For all the resentment in some circles about affirmative action, social welfare programs and everything else designed to seek a more level playing field, the odds still look better for a productive, prosperous and successful life in America if you’re white.

Is this white America’s fault or problem?  Do African-Americans bear some responsibility for the disparity in education, income, criminal justice encounters and other measures we apply to quality of life? Of course, and we have heard President Obama and other black leaders address this point.

In his much-admired speech on race during the 2008 Democratic presidential primary campaign, candidate Obama called on African-Americans to take “full responsibility for our own lives—by demanding more from our fathers, and spending more time with our children, and reading to them, and teaching them that while they may face challenges and discrimination in their own lives, they must never succumb to despair or cynicism; they must always believe that they can write their own destiny.”

In the same speech, which we should all re-read from time to time no matter how you feel about Obama, the president spoke eloquently about our history of debilitating bigotry, saying “the legacy of discrimination—and current incidents of discrimination, while less overt than in the past—are real and must be addressed. Not just with words, but with deeds—by investing in our schools and our communities; by enforcing our civil rights laws and ensuring fairness in our criminal justice system; by providing this generation with ladders of opportunity that were unavailable for previous generations. It requires all Americans to realize that your dreams do not have to come at the expense of my dreams; that investing in the health, welfare, and education of black and brown and white children will ultimately help all of America prosper.”

Have you ever heard a white person say something like “Slavery ended more than 150 years ago.
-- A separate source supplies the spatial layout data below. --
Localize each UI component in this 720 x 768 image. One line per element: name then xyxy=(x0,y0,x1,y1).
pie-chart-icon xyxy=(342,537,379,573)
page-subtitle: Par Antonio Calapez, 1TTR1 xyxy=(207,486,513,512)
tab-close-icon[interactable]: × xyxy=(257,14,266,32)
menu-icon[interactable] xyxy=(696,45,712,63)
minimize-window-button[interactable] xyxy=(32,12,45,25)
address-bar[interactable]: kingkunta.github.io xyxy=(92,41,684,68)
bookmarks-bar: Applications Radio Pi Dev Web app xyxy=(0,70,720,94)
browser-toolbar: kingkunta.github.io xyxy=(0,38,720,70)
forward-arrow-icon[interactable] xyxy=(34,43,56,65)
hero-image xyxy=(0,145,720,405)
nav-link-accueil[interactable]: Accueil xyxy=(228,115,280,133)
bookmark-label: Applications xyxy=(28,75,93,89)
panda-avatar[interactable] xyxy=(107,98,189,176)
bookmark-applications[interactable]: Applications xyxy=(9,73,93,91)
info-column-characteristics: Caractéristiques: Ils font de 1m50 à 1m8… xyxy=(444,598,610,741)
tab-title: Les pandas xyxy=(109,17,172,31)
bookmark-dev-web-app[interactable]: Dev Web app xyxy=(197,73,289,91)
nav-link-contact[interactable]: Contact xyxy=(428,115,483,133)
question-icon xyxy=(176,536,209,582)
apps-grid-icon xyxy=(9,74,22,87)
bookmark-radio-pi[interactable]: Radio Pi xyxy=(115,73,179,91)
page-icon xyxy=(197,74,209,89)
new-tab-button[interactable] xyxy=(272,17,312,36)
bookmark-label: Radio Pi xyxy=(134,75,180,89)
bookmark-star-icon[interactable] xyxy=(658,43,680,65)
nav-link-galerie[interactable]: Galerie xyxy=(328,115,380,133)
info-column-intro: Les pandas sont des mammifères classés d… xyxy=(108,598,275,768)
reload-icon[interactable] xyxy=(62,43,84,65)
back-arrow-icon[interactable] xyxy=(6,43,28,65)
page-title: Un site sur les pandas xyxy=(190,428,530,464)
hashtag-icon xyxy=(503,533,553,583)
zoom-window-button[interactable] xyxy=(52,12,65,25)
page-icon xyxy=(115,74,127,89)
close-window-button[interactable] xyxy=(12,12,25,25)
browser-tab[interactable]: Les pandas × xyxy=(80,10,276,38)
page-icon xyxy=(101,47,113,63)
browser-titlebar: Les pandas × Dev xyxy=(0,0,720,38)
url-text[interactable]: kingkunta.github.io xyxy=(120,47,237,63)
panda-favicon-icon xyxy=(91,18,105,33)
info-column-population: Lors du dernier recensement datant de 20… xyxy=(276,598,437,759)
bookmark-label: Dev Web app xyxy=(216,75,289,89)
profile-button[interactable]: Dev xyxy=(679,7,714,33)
Get over it?” Or “I didn’t have anything to do with any of this―what’s it got to do with me?”

That me-first thinking goes to the heart of what we’ve seen on the streets of Ferguson since Brown was killed August 9. White and black America look at the same set of facts and circumstances and often come away with dramatically different conclusions.

Consider these statements from two good men I know who were commenting about whether some police approach young black and white males on the streets differently.

“One way or another, we all know that black and brown, especially young  . . . are more suspect by the police, more accurately in many cases profiled by them, and seen as more of a threat,” my  friend, who is white, said. “This doesn’t mean police are bad or racist. It is, and has been for a long time, statistically true that these minorities have a higher crime rate. Why? Multiple causes. History, yes, but current attitudes and behavior more so. Solution? More marriage, better work ethic, especially in school, more self-discipline. If folks are counting on the cops to change, they’re pursuing a risky, suicidal strategy. Life’s not fair, get a helmet!”

To which my other friend, who is African-American, responded, “As a ‘more suspect’ American, I’m very interested in finding one of these apparently magic helmets you recommend. Although I’m married, have a great work ethic, did very well in school, and am often complimented for my discipline, I’d like that extra level of protection the next time someone judges me based on the color of my skin.”

It is undeniable that we have made progress on race relations over the years. It is also undeniable that there is still a destructive racial divide in our country that we must always work to bridge.

Do both sides have an urgent moral responsibility to do everything they can to makes things better? Absolutely. But the worst thing we can do is be blind or indifferent to these issues and the challenges they present. Not only for the people directly affected by them, but for our nation as a whole.

If we are the exceptional country we say we are, we have to find a way to make all the people who live here believe it. It is our only hope to end what Obama correctly called “the racial stalemate we’ve been in for years.”